Op-ed: Fidgeting.

2 February 2006

[I first published this slight piece on the Commentary page of the Austin American-Statesman on February 1, 2005.]

Come to find out, I am a fidgeter.

A Mayo Clinic study released last week shows that some people seem predisposed to move around much more than others — all the time. They shift in their chairs. They tap their toes as they work or watch television. They get up and pace around their desks when they are thinking. In short, they fidget.

They also do not put on extra weight, even without any regular exercise regimen. This might explain why I am three pounds lighter than when I finished college 10 years ago. Back then, I jogged regularly and walked all the time, including half a mile back and forth from my house to campus. Now, I live at my desk, I seldom get out to run or bike, and I take the car everywhere.

But if the Mayo study is right, all my nonstop foot-shuffling and posture-readjusting and standing-up-for-no-good-reason burns 300 to 400 calories per day. Put another way, that is up to 35 pounds per year that I don’t gain.

Should I gloat? I don’t think so. From what the researchers could tell, the tendency to fidget or not is inborn. They found that the obese people in their study were remarkably efficient in their movements, with not a calorie wasted on extraneous effort. This matches my own experience.

Several years ago, I worked for a delightful woman, quite thickset, who did her work at the computer with the daintiest possible motions. In my mind’s eye I see her moving her fingers from keyboard to mouse and back again with the elegance of a concert pianist. When she talked with you, she looked right at you and kept her hands folded on her lap.

When I talk, I have a hard time looking at anything for more than about five seconds at a time. My hands fly all over the place, drawing pictures and carving punctuation (“” and ! and ?) in the air.

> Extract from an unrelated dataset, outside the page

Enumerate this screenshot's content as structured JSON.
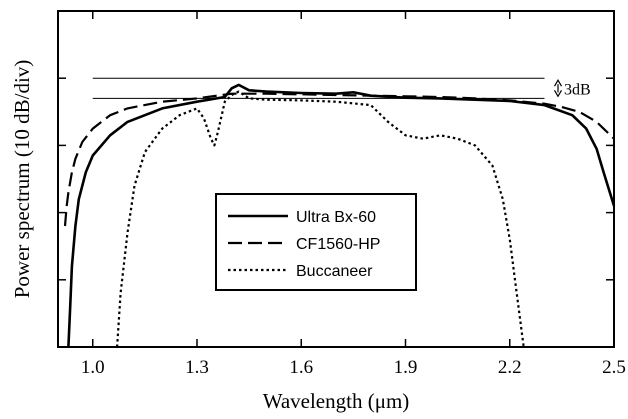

My friends sometimes joke about how much I talk with my hands, but to my knowledge no one has ever called me hyperactive. While I am sure I do not suffer from a clinical condition such as ADHD, I do have a fairly short attention span, which I credit for my penchant to wriggle at my desk and walk away from it as often as I can. Come to think of it, I know at least one other person whose byline sometimes appears in this newspaper who has described himself as having a short attention span, and who remains rail-thin in middle age. Maybe this is a blessing that comes from being easily bored.

It is likely that my genes rather than my mindset are the origin of my fidgety behavior, but the knowledge that fidgeting fights obesity fits with a pet idea I have about pursuing goals through small increments. Maybe because of my short attention span, I often shy away from a project when it looks like a mountain of work. But baby steps are my forte: if I can break up an objective into tiny parts that will succumb to constant, low-intensity effort, I will get the job done. This reminds me of Rocky Marciano, who defended his heavyweight title against several larger opponents with an assault of countless small jabs, round upon round, to set up the knockout blow.

Natural non-fidgeters like my former boss probably cannot start wriggling in their chairs by force of will. But the findings of the Mayo Clinic report do support the idea that we can all do small things, hour by hour, to break our sedentary habits. Park your car at the back of the lot and walk an extra 50 yards. Take standup stretch breaks at your desk every 30 minutes. If, like me, you keep a water bottle at your desk, get a smaller one so that you have to make more frequent trips to refill it. (And drink more water, period: it’s good for you, and it will force you to make more short trips of another kind.)

“Forget” to take the remote control to your easy chair so that you have to get up to change the channel. When you come to a break in the action, whether a brief stopping point in your work or a commercial on television, get up and walk around the room.

But whatever you do, don’t just sit there — fidget!